Re: Dublin Core records available for The Online Books Page database
- From: John Mark Ockerbloom <ockerblo@[redacted]>
- Subject: Re: Dublin Core records available for The Online Books Page database
- Date: Wed, 18 Jul 2007 16:13:14 -0400
[Here's an exchange with Kat Hagedorn of OAIster, who I'd cc'd on the
Dublin Core records announcement,
that I mistakenly diverted from the list. We return to it now,
with a summary of previous discussion.]
Kat Hagedorn writes:
>>> This is fantastic. However I try not to duplicate data in OAIster. I'm
>>> perfectly happy to harvest selectively by set, though. Would it be possible
>>> to put records from different providers in their own sets?
I replied:
>> Not easily, since I have hundreds (possibly thousands) of different providers,
>> and some of the records include URLs from multiple providers (either as
>> alternative links, or in a few cases because no one provider had all the
>> volumes of a multi-volume work).
>>
>> If I were to break it down by provider, it would probably be based on URI.
>> You're welcome to look at the URI to throw out dupes from known repositories
>> if you like, if that fits with your workflow. I probably am going to provide
>> some provider sorting at some point (since some users have asked for it as
>> an advanced search feature) but it's not likely to happen anytime soon.
She wrote:
> Could you list off some of the biggest providers you aggregate? I would
> really like to harvest your material, but if most of the records come from
> providers I already have, then I'll have to pass, for now.
Here's a very quick rundown, based on some quick grep and Perl scripts:
28,551 active records (ones with at least one active link)
31,525 active links
2,757 domains represented in the links
Top providers and notes (based on server domain,
or in some cases higher-level domain):
7460 onlinebooks.library.upenn.edu
This is for links that for some reason link back to a cover page on my own
site. The main subsets are
6911 Project Gutenberg links (there may be multiple such links per record)
340 "no US access" cover pages (public domain outside US, but not inside)
201 serial cover pages (not all listed serials have these)
5 complex book cover pages (where I had to stitch together items
with something more than just a list of links)
1620 www.canadiana.org -- Early Canadiana Online
1419 name.umdl.umich.edu -- Making of America, and a few other Michigan titles
980 *.nap.edu -- National Academy Press
700 *.loc.gov -- Library of Congress (mostly American Memory)
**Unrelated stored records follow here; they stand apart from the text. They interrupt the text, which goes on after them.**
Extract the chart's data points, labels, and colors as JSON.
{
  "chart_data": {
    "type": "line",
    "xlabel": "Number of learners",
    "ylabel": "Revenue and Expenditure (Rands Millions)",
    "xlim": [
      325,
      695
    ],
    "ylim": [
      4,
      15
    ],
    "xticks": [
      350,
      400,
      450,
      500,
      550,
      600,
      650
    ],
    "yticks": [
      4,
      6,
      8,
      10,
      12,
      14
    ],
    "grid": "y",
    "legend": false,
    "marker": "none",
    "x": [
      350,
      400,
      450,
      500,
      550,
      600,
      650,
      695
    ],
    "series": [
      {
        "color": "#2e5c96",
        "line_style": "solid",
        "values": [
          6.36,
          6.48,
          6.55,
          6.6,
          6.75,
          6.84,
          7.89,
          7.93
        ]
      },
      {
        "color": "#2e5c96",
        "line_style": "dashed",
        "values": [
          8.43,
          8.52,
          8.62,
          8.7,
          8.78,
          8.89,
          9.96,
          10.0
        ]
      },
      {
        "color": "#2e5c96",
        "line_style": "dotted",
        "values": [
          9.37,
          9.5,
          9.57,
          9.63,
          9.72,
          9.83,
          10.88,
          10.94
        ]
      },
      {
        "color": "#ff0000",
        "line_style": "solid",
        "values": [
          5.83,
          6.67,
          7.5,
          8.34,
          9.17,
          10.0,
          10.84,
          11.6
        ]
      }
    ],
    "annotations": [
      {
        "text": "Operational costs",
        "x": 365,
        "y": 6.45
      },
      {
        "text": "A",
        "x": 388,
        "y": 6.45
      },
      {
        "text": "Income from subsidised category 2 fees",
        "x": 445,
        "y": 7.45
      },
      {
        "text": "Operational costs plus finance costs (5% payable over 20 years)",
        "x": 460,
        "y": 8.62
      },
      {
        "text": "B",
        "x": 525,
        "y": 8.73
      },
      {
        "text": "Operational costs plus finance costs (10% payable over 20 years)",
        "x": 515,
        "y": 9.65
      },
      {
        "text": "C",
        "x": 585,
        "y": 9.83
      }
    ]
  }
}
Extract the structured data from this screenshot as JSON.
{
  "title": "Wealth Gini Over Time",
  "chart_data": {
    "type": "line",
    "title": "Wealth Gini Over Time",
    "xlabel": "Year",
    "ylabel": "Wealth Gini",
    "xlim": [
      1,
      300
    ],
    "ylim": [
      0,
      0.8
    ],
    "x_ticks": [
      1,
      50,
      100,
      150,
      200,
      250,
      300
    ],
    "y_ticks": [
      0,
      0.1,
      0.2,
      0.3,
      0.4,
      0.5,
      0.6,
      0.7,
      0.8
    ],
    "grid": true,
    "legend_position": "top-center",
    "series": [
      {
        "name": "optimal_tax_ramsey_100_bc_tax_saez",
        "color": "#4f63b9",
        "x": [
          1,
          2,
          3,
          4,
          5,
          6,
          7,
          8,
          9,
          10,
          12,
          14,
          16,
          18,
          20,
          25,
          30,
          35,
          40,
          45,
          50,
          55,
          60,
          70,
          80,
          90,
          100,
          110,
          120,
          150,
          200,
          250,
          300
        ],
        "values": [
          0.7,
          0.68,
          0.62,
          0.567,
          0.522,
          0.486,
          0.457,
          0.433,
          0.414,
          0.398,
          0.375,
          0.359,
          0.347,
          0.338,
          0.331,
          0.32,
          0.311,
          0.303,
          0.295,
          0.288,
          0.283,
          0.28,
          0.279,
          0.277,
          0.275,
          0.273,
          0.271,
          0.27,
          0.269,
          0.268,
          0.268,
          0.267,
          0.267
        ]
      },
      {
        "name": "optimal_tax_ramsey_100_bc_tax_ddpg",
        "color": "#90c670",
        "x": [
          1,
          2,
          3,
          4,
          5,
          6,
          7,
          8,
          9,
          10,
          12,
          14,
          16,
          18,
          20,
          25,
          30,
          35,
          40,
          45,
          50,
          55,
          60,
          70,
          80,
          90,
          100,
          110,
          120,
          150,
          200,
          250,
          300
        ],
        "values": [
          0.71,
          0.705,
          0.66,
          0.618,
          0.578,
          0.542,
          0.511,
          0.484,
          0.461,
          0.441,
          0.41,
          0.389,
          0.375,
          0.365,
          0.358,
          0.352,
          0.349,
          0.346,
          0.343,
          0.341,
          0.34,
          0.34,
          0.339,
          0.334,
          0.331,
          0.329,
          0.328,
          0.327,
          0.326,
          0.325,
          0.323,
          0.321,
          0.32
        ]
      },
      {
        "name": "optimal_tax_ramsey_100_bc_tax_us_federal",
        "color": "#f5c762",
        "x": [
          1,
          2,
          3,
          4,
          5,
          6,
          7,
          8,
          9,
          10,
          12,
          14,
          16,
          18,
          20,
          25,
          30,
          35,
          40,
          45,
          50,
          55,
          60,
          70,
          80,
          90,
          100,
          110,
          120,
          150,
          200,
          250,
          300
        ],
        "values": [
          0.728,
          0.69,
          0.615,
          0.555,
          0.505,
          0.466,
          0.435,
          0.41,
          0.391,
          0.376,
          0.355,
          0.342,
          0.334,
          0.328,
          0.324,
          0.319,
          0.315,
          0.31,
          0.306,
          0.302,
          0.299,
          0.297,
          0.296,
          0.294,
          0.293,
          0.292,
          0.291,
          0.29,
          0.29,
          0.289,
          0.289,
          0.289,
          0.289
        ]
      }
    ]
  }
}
620 etext.lib.virginia.edu -- University of Virginia EText Center
598 www.sacred-texts.com -- Internet Sacred Texts Archive
472 ark.cdlib.org -- U California (mostly free UC Press titles)
413 www.ccel.org -- Christian Classics Ethereal Library
376 docsouth.unc.edu -- Documenting the American South
335 www.athelstane.co.uk -- Athelstane (Nick Hodson)
306 digital.library.upenn.edu -- A Celebration of Women Writers + a few others
303 www.hti.umich.edu -- Michigan's Humanities Text Initiative
300 www.bartleby.com -- Project Bartleby
264 *.indiana.edu -- Indiana (mostly Victorian Women Writers
and some Wright American Fiction)
241 www.wws.princeton.edu -- Office of Technology Assessment archive
228 *.archive.org -- Open-Access Text Archive and Wayback machine
archived copies
228 www.cimmay.us -- Cimmay (Michael Rivard)
202 www.mainlesson.com -- Baldwin Children's Literature Project
188 *.cornell.edu -- Cornell, mostly from the Math Book collection
154 www.perseus.tufts.edu -- Perseus Project
174 www.cs.arizona.edu -- Arizona (mostly their textiles collection)
145 digital.lib.msu.edu -- Michigan State special collections
131 www.eldritchpress.org -- Eldritch press (Eric Eldred)
127 digital.library.wisc.edu -- Wisconsin digital collections
120 www.horrormasters.com -- Horror Masters
117 www.bibliomania.com -- Bibliomania
114 books.iuniverse.com -- IUniverse
111 www.kellscraft.com -- Kellscraft
110 socserv2.mcmaster.ca -- McMaster (Rod Hay's economics collection)
107 darkwing.uoregon.edu -- Renascence Editions (Risa Bear)
(and a couple thousand more domains below this, but those are the ones that
have more than 100 links in my current database. There's clearly a lot
more than could be listed from many of these sources-- Google Books, for
instance, probably has over 100,000 free volumes by now but only 84 entries
in my database. But that's what I've got now.)
I hope this helps,
John